We recently published a report based on our work with many of the world’s fastest growing New Tech companies. For many of those companies we have data on how likely employees say they are to recommend the company as a great place to work – similar to the Glassdoor measure asking if employees would recommend their company to friends or family.

This “recommendation question” is often used as a basis for deriving what is often called a Employee Net Promoter Score (eNPS) . We decided to take a look at some of the companies where we have good comparable data to the Glassdoor data.

We identified 13 New Tech companies. For these companies we had strong, recent data (> 80% of employees) for the recommendation question. Plus these companies also had at least 5 Glassdoor reviews. The chart above shows the difference between our and the Glassdoor measures.

Quite clearly the Glassdoor scores are generally lower and in some cases more than 20% out relative to the more representative data from Murmur.

Glassdoor reviews tend to paint a more negative view of companys’ recommendation scores. Given the variability it is unlikely that anyone could rank companies using Glassdoor. We did notice a slight trend towards better comparisons when there were more reviews. However, the effect was not terribly strong.

These results match the larger sample comparisons provided by other research mentioned above. These suggest that Glassdoor reviews may only provide a very selective and narrow view of what companies are truly like to work for. It might be useful for Glassdoor to publish internal data where it can also be verified and deemed comparable as this would enable prospective employees to make a more informed decision.

 

  • Valerian Precop

    I had a look at Glassdoor (and some other websites like it).

    The idea is good but very very very bad implemented and released to public.

    The pure fact that “employees” are allowed to anonymously add reviews (good or bad) just with a simple online registration is a nonsense.
    There is no way for a company to prevent bad reviews from “annoyed” (lightly said) former employees… no way the submission is properly validate.

    Did anyone from these websites thought what happens if the competitor of a company is suddenly deciding it would be good if they submit some “anonymous” reviews until they reduce their rival company reviews to crap – what is the impact on the HR/PR for the real company… on their efforts to hire new and specialized staff to bring the business to it’s real potential? Do you think a simple written text warning would scare those types of scamers?

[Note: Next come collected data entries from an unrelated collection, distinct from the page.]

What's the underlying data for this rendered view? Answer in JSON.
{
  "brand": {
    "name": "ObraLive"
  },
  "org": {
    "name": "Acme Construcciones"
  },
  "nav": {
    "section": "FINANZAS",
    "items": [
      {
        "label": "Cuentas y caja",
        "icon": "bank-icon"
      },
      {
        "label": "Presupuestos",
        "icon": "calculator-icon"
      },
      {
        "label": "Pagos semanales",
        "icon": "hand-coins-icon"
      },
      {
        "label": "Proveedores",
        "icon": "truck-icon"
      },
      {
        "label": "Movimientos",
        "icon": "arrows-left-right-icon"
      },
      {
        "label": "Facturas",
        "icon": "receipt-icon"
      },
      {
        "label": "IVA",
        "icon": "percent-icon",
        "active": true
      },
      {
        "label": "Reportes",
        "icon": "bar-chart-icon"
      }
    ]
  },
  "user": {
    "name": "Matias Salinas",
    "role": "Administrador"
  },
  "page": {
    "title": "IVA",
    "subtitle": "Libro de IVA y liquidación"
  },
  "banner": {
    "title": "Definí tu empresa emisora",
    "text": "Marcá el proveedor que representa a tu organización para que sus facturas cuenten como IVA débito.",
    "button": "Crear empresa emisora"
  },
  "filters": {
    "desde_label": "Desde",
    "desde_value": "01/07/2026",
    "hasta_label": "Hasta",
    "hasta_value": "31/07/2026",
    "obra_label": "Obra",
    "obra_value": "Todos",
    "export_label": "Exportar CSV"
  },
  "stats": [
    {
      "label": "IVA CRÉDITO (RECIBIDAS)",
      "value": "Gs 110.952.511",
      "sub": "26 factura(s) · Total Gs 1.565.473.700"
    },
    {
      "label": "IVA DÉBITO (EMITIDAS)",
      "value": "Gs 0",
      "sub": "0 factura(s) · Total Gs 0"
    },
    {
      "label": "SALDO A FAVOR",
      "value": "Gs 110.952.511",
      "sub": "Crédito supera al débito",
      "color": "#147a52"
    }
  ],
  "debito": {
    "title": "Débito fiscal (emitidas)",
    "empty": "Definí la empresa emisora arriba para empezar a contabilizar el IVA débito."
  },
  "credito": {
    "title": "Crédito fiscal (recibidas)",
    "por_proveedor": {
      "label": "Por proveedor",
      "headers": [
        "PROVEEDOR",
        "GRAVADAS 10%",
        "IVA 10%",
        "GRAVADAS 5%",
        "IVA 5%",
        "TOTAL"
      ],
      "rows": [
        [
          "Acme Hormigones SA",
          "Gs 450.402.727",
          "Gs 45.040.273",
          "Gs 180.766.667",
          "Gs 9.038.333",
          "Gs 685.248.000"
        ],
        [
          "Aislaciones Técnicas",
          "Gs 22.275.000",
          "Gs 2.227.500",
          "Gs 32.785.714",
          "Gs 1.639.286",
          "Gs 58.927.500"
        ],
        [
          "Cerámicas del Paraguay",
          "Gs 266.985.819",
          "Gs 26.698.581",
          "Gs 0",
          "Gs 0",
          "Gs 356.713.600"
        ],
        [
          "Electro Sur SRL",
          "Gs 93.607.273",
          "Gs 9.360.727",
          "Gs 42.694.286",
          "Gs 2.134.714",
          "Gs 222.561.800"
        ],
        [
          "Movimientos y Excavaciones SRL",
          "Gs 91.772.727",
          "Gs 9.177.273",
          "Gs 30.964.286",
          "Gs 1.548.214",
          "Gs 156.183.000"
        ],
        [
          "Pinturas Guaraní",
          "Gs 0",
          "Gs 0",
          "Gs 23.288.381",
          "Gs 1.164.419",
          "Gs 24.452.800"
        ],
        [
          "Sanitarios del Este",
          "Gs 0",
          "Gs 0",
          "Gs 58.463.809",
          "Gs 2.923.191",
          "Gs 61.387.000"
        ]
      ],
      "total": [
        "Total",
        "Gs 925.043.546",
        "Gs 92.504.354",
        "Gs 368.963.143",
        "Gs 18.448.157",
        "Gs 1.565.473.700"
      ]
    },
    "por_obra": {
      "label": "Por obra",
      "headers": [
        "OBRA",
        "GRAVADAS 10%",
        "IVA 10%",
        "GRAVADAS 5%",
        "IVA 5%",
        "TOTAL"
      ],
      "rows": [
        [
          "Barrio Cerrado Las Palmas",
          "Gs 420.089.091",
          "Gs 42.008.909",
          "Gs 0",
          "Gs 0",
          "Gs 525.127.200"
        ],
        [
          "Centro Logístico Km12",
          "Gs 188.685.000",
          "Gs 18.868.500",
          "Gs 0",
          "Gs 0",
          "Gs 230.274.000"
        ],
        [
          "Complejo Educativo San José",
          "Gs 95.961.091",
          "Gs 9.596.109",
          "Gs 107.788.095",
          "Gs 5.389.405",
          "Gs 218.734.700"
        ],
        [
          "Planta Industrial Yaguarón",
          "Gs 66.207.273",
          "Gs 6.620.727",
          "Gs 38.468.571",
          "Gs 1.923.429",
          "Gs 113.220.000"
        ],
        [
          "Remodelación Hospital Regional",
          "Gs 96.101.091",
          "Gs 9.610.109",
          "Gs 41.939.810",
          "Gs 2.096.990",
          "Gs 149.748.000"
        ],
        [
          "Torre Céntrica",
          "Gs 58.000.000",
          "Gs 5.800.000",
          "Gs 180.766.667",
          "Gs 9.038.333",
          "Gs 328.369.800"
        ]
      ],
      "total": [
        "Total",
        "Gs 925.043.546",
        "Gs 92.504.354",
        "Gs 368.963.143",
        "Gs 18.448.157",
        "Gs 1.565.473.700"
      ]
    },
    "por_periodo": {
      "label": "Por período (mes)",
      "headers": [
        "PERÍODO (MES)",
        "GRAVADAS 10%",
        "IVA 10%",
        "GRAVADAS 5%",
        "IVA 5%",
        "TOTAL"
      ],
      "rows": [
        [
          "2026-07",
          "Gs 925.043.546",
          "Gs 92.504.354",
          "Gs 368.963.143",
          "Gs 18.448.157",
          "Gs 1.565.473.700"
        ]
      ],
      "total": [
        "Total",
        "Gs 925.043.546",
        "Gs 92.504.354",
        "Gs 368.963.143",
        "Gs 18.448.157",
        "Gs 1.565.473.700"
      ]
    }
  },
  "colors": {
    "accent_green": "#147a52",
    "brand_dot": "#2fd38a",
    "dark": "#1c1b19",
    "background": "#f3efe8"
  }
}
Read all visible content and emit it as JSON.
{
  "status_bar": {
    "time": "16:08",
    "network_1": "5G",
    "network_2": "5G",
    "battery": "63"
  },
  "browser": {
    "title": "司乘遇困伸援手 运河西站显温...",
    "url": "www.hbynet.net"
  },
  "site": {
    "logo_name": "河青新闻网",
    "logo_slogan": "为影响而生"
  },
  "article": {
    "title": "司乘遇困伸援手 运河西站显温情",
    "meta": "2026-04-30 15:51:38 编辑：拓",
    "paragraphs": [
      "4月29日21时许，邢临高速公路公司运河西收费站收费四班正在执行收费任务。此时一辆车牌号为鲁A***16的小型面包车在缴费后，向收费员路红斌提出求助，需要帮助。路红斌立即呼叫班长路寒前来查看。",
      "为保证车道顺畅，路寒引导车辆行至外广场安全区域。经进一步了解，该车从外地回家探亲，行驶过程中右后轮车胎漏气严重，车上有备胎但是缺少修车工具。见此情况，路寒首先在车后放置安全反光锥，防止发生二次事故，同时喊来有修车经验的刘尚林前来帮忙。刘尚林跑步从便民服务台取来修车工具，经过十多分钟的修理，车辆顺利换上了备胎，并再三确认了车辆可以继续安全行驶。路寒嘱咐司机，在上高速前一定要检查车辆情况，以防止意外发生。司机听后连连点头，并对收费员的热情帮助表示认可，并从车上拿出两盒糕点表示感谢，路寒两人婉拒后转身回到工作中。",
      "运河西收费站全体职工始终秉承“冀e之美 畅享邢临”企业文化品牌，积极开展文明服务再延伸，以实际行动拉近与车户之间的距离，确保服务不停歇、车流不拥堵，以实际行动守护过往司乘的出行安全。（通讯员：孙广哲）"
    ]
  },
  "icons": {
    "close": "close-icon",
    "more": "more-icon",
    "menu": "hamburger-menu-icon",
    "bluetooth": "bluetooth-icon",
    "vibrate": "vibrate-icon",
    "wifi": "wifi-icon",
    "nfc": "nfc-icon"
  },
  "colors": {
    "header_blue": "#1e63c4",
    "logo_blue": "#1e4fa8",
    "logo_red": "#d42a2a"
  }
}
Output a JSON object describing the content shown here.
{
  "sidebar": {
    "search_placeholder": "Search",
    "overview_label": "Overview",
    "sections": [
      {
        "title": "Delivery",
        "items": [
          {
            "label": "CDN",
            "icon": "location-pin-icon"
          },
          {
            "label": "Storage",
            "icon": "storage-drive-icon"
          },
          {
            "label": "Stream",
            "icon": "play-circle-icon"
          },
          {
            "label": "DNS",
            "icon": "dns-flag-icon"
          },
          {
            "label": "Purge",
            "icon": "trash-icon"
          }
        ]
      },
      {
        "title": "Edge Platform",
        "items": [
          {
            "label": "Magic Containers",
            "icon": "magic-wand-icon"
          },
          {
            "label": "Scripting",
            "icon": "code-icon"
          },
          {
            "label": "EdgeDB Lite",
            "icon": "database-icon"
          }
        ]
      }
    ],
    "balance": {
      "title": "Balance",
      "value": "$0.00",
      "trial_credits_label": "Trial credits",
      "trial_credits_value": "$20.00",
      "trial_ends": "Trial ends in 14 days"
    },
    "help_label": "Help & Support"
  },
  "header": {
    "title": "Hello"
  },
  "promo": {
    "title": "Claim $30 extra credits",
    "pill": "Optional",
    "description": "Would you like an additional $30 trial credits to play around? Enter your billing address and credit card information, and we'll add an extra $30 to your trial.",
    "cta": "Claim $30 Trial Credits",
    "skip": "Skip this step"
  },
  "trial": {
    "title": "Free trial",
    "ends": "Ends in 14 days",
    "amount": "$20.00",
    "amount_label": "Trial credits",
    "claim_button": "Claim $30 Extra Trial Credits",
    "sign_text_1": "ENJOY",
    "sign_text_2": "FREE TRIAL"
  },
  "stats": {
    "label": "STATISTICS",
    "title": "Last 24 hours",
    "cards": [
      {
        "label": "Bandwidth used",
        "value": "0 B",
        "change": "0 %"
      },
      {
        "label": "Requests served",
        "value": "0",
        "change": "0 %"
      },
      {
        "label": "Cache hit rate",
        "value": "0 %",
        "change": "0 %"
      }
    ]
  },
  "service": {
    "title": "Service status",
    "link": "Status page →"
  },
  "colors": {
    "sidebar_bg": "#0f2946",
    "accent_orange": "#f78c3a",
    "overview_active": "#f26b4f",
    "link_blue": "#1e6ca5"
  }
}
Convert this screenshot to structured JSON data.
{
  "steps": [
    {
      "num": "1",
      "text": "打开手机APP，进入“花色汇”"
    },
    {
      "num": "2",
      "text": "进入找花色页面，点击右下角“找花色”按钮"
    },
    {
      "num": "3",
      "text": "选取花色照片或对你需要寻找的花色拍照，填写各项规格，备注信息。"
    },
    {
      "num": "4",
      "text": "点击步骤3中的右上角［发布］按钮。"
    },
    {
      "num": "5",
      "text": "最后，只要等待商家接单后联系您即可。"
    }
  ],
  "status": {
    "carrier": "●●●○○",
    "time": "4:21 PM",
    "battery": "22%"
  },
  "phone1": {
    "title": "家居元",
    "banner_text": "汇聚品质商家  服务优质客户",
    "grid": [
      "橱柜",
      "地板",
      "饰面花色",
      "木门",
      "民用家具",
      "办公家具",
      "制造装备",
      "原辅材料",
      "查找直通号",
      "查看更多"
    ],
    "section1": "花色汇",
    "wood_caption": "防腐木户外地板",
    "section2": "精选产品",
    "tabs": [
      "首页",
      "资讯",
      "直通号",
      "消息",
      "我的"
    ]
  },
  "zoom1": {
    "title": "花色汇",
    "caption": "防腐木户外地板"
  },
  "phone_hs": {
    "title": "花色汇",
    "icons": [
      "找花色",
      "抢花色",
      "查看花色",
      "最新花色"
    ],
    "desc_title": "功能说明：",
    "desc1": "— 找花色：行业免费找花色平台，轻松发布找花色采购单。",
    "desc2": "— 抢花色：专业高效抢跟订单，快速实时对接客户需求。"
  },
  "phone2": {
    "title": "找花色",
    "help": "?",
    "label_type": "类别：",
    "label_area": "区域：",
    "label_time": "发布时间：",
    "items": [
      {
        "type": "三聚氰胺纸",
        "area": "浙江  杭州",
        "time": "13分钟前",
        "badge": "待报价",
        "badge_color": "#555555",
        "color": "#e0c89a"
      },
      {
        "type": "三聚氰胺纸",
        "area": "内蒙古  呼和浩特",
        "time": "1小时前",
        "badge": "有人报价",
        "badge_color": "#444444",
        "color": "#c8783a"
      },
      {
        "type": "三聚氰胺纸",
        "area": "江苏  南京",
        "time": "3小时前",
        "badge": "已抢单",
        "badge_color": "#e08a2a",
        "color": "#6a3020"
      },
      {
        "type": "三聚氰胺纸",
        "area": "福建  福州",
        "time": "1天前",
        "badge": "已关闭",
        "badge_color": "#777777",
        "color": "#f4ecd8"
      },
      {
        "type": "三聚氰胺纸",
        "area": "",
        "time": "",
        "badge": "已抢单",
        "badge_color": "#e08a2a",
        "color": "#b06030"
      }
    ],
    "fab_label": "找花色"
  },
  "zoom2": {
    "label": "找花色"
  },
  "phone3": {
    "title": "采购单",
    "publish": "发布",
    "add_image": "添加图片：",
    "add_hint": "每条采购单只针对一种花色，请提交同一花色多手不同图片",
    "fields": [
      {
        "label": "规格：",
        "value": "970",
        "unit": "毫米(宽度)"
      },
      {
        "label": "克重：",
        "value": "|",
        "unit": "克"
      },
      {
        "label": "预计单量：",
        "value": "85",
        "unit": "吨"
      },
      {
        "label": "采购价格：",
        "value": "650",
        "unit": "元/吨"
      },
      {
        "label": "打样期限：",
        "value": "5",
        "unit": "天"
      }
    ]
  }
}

    How can it be fair when grumpy / annoyed / fake people can add multiple bad (or good) reviews just by the simple fact that they have x number of email/gmail/facebook accounts?
    Anyone can use their x accounts to submit good reviews (for pumping up a company overview) or bad reviews (to diminish a company or someone in particular).

    It is a fact of live (and business): there are bad companies… but as well… there are bad employees…
    Very few people would ever add a fair review on these type of websites – it is a proven fact that is easier to get a letter of complaint from someone than a letter of thank you.

    I consider these type of websites that allow grumpy people to hide behind anonymity when talking bad of a company or someone in particular nothing more than pure scams. They build their business model on the back of angry people and hit many times exactly in the opposite direction of what they actually promote: fair reviews from employees to their companies (former companies).

    These are like having a big “always unlike button” on a company profile page.

    I would urge anyone that reads reviews on these type of websites to think, not twice, but ten times before trusting them. You are better off doing an interview at the respective company and as it is normally said… your instinct is the best guide in your life – trust your instinct and your intellect.